3. Node2Vec
Node2vec is an algorithm to generate embeddings based in a corpus generated
from several graphs. To generate the corpus, follow the instructions in chapter
2.1 until the run_joern.py
script, since the model is trained using the CSV files
generated by Joern.
3.1. Run Joern
Joern then needs to be executed with the script
run_joern.py
. Once the execution is done, the .joernIndex is moved to
data/graph.db. A Neo4j DB then loads the data for further processing.
Run the tool with
python ./scripts/run_joern.py ${DATASET} -v ${JOERN_VERSION}
. Use
--help
to see which version are available.
3.2. Training the node2vec model
After run Joern and obtaining the AST and control and data flows, the corpus can be
generated using the run_node2vec.py
script:
python ./scripts/run_node2vec.py /path/to/dataset \
--m node2vec \ # To use the node2vec algorithm
--n {MODEL_NAME} \ # path to where the model will be saved
--vl {VECTOR_LENGTH} \ Size of the vector representaion of each node in the corpus
The model have several parameters which can be tuned for training. See –help for
details.
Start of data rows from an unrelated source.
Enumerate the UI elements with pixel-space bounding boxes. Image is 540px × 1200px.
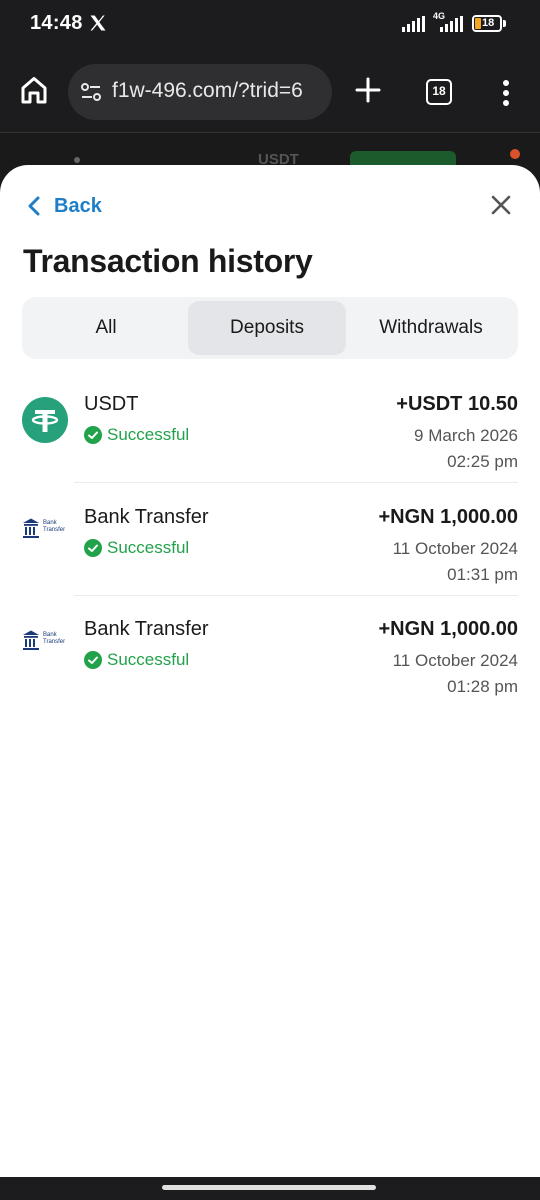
transaction-amount: +NGN 1,000.00: [378, 506, 518, 528]
status-text: Successful: [107, 538, 190, 557]
back-button[interactable]: Back: [28, 191, 102, 221]
back-label: Back: [54, 194, 102, 217]
url-text: f1w-496.com/?trid=6: [112, 79, 303, 102]
status-badge: Successful: [84, 425, 189, 445]
tab-switcher-button[interactable]: 18: [426, 79, 452, 105]
check-circle-icon: [84, 539, 102, 557]
chevron-left-icon: [28, 196, 40, 216]
signal-icon-2: [440, 16, 463, 32]
browser-toolbar: f1w-496.com/?trid=6 18: [0, 58, 540, 128]
check-circle-icon: [84, 651, 102, 669]
transaction-amount: +NGN 1,000.00: [378, 618, 518, 640]
transaction-amount: +USDT 10.50: [396, 393, 518, 415]
bank-transfer-icon: Bank Transfer: [22, 629, 70, 653]
tab-all[interactable]: All: [26, 301, 186, 355]
status-badge: Successful: [84, 538, 189, 558]
status-text: Successful: [107, 425, 190, 444]
transaction-name: USDT: [84, 393, 139, 415]
more-menu-icon[interactable]: [494, 78, 518, 108]
new-tab-icon[interactable]: [354, 76, 382, 104]
check-circle-icon: [84, 426, 102, 444]
filter-tabs: All Deposits Withdrawals: [22, 297, 518, 359]
home-icon[interactable]: [18, 74, 50, 106]
status-badge: Successful: [84, 650, 189, 670]
address-bar[interactable]: f1w-496.com/?trid=6: [68, 64, 332, 120]
page-title: Transaction history: [23, 243, 313, 279]
transaction-name: Bank Transfer: [84, 506, 209, 528]
x-app-icon: [90, 15, 106, 31]
navigation-bar: [0, 1177, 540, 1200]
status-text: Successful: [107, 650, 190, 669]
bank-logo-text-1: Bank: [43, 632, 57, 638]
transaction-row[interactable]: USDT Successful +USDT 10.50 9 March 2026…: [0, 371, 540, 483]
bank-logo-text-1: Bank: [43, 520, 57, 526]
signal-icon: [402, 16, 425, 32]
notification-dot: [510, 149, 520, 159]
transaction-time: 01:28 pm: [447, 677, 518, 696]
gesture-handle[interactable]: [162, 1185, 376, 1190]
bank-transfer-icon: Bank Transfer: [22, 517, 70, 541]
close-icon[interactable]: [490, 194, 512, 216]
bank-logo-text-2: Transfer: [43, 527, 66, 533]
transaction-name: Bank Transfer: [84, 618, 209, 640]
transaction-row[interactable]: Bank Transfer Bank Transfer Successful +N…: [0, 596, 540, 708]
bank-logo-text-2: Transfer: [43, 639, 66, 645]
status-bar: 14:48 4G 18: [0, 0, 540, 48]
tab-withdrawals[interactable]: Withdrawals: [348, 301, 514, 355]
site-settings-icon[interactable]: [80, 81, 102, 103]
transaction-date: 9 March 2026: [414, 426, 518, 445]
transaction-date: 11 October 2024: [392, 651, 518, 670]
transaction-time: 02:25 pm: [447, 452, 518, 471]
transaction-history-sheet: Back Transaction history All Deposits Wi…: [0, 165, 540, 1177]
transaction-row[interactable]: Bank Transfer Bank Transfer Successful +N…: [0, 484, 540, 596]
transaction-time: 01:31 pm: [447, 565, 518, 584]
battery-icon: 18: [472, 15, 502, 32]
divider: [74, 482, 518, 483]
tab-deposits[interactable]: Deposits: [188, 301, 346, 355]
usdt-icon: [22, 397, 68, 443]
transaction-date: 11 October 2024: [392, 539, 518, 558]
battery-level: 18: [482, 17, 495, 29]
status-time: 14:48: [30, 12, 83, 34]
The most important parameter to choose is the vector length of the node
representation: this parameter needs to be the same when generating the embeddings and
train the BLSTM. The values used during testing were 64
and 128
.
3.3. Generate the embeddings for the BLSTM model
After the model training is complete, it’s necessary to generate embeddings which will be used as input for the BLSTM model. These embeddings are saved in a folder with the dataset, in .CSV format. Execute the following script:
python ./scripts/run_embeddings.py /path/to/dataset \
-m node2vec \ # Specify usage of node2vec generated embeddings
-n {MODEL_DIR} \ # Previous trained word2vec/node2vec model
-el {EMBEDDINGS_LENGTH} \ # Size of the embeddings to be generated
-vl {VECTOR_LENGTH} # Size of the vector which represents the node
It’s important that the vector length of the generated embeddings is the same as the one used in the model training.
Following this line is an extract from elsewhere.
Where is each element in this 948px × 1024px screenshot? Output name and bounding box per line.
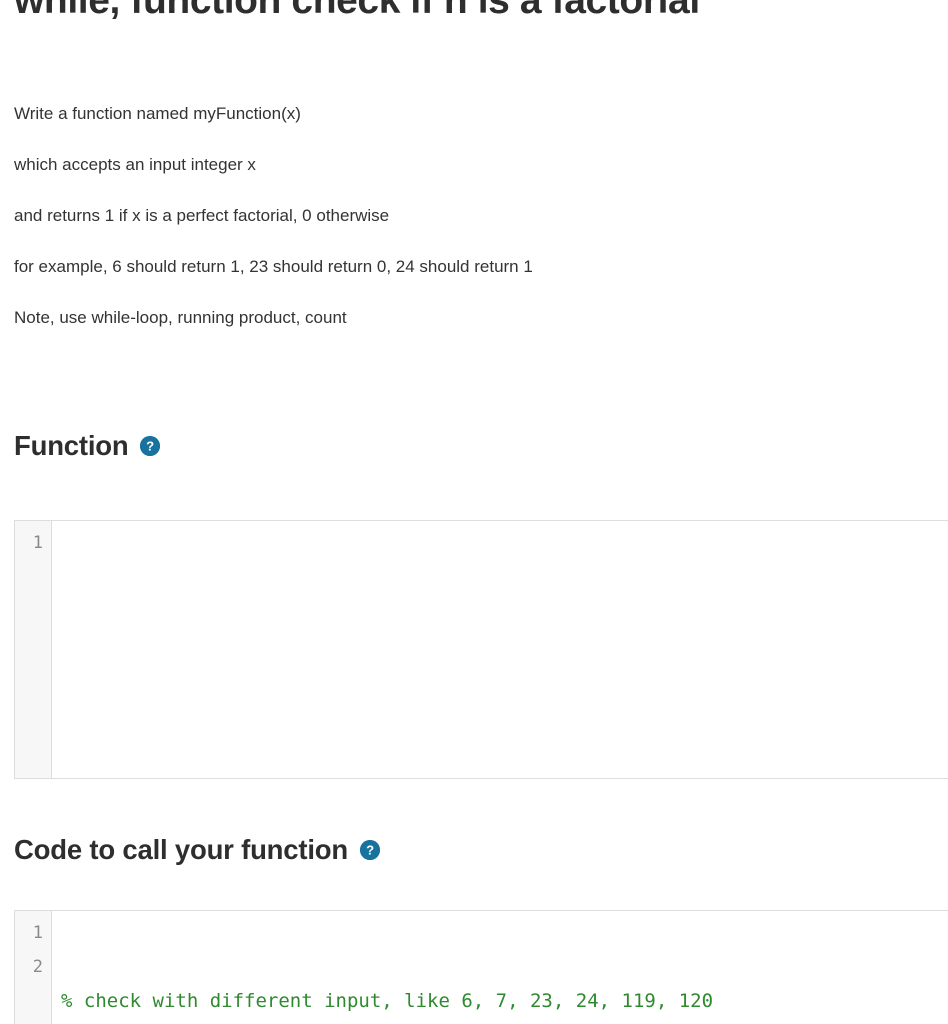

3.4. Train the BLSTM model with the node2vec embeddings
After generating the embeddings, the BLSTM model is ready to use. Execute the following script:
python ./scripts/run_model_training.py /path/to/dataset \
-m bidirectional_lstm \ # BLSTM
-n {MODEL_NAME} \ # path where the model will be saved
-e {EPOCHS} \ # number of epochs
-b {BATCH_SIZE} # Size of the batch used for training
-el {EMBEDDINGS_LENGTH} \ # Size of the embeddings to be generated
-vl {VECTOR_LENGTH} # Size of the vector which represents the node
The embeddings/vector length values needs to be the same as the one used in the embeddings creation process.